Brian Lee, Vice President of IT, FastMed Urgent Care

Jan 12 2021

EHR Expansion in Healthcare Demands a Focus on Storage

Healthcare providers modernize to address present needs and to better handle future challenges involving clinical data.

In late 2019, leaders at FastMed Urgent Care decided to replace its cloud-based electronic health records service with an on-premises Epic system for greater control, setting off a sprint to modernize the healthcare network’s data infrastructure.

The journey required marathon-level preparation.

By early spring, the Raleigh, N.C.-based organization and its partners had built two data centers, deploying Cisco servers, a NetApp storage system, VMware virtualization, Veeam back-up and recovery software, and Red Hat software.

“Because we had been relying heavily on cloud services, we had a very small existing infrastructure footprint,” says Brian Lee, vice president of IT for FastMed, which operates facilities in Arizona, North Carolina and Texas.

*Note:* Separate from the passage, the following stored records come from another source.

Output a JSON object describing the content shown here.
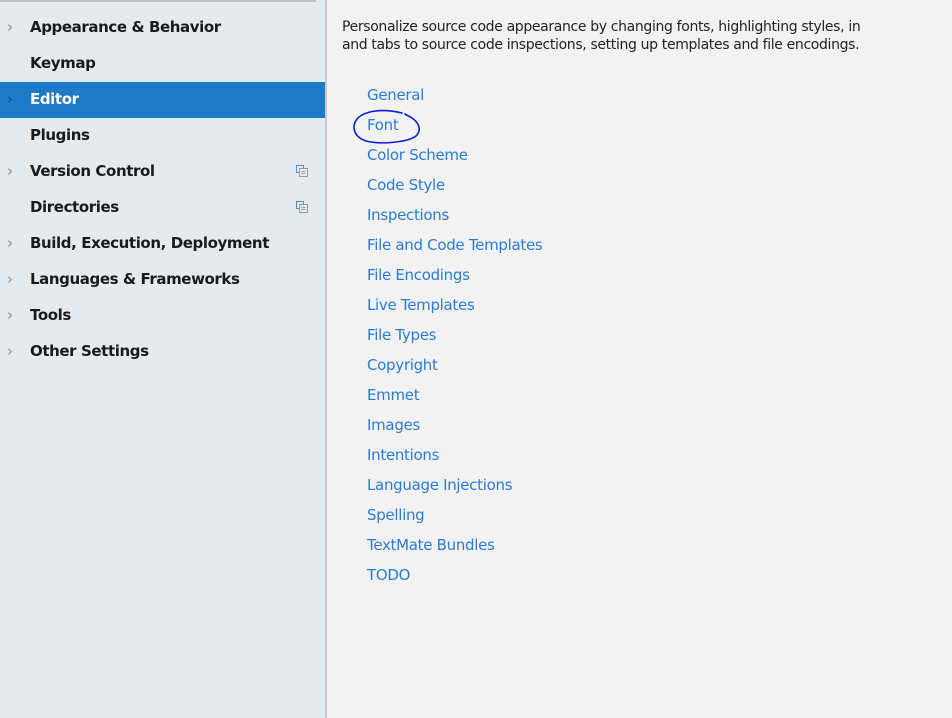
{
  "sidebar": {
    "items": [
      {
        "label": "Appearance & Behavior",
        "expandable": true,
        "selected": false,
        "project_icon": false
      },
      {
        "label": "Keymap",
        "expandable": false,
        "selected": false,
        "project_icon": false
      },
      {
        "label": "Editor",
        "expandable": true,
        "selected": true,
        "project_icon": false
      },
      {
        "label": "Plugins",
        "expandable": false,
        "selected": false,
        "project_icon": false
      },
      {
        "label": "Version Control",
        "expandable": true,
        "selected": false,
        "project_icon": true
      },
      {
        "label": "Directories",
        "expandable": false,
        "selected": false,
        "project_icon": true
      },
      {
        "label": "Build, Execution, Deployment",
        "expandable": true,
        "selected": false,
        "project_icon": false
      },
      {
        "label": "Languages & Frameworks",
        "expandable": true,
        "selected": false,
        "project_icon": false
      },
      {
        "label": "Tools",
        "expandable": true,
        "selected": false,
        "project_icon": false
      },
      {
        "label": "Other Settings",
        "expandable": true,
        "selected": false,
        "project_icon": false
      }
    ],
    "chevron_glyph": "›",
    "selected_color": "#1E79C7"
  },
  "main": {
    "description_line1": "Personalize source code appearance by changing fonts, highlighting styles, in",
    "description_line2": "and tabs to source code inspections, setting up templates and file encodings.",
    "links": [
      "General",
      "Font",
      "Color Scheme",
      "Code Style",
      "Inspections",
      "File and Code Templates",
      "File Encodings",
      "Live Templates",
      "File Types",
      "Copyright",
      "Emmet",
      "Images",
      "Intentions",
      "Language Injections",
      "Spelling",
      "TextMate Bundles",
      "TODO"
    ],
    "link_color": "#2A7CD3",
    "annotation": {
      "target": "Font",
      "shape": "hand-drawn-circle",
      "color": "#0A1ED0"
    }
  }
}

“We set an aggressive deadline to go live with Epic in our Arizona clinics in September,” he adds. “To do that, we had to meet Epic’s technology recommendations, as well as our own requirements for an infrastructure that could scale quickly and provide the best experience for providers and patients.”

A guiding objective informed all parts of the project: safe and speedy access to FastMed’s growing pool of important clinical data.

Hospitals Rely on IT to Move ‘From Data-Rich to Data-Driven’

Even before the COVID-19 pandemic began to overshadow other IT priorities, healthcare organizations faced myriad challenges to their infrastructure, says Mutaz Shegewi, an IDC research director.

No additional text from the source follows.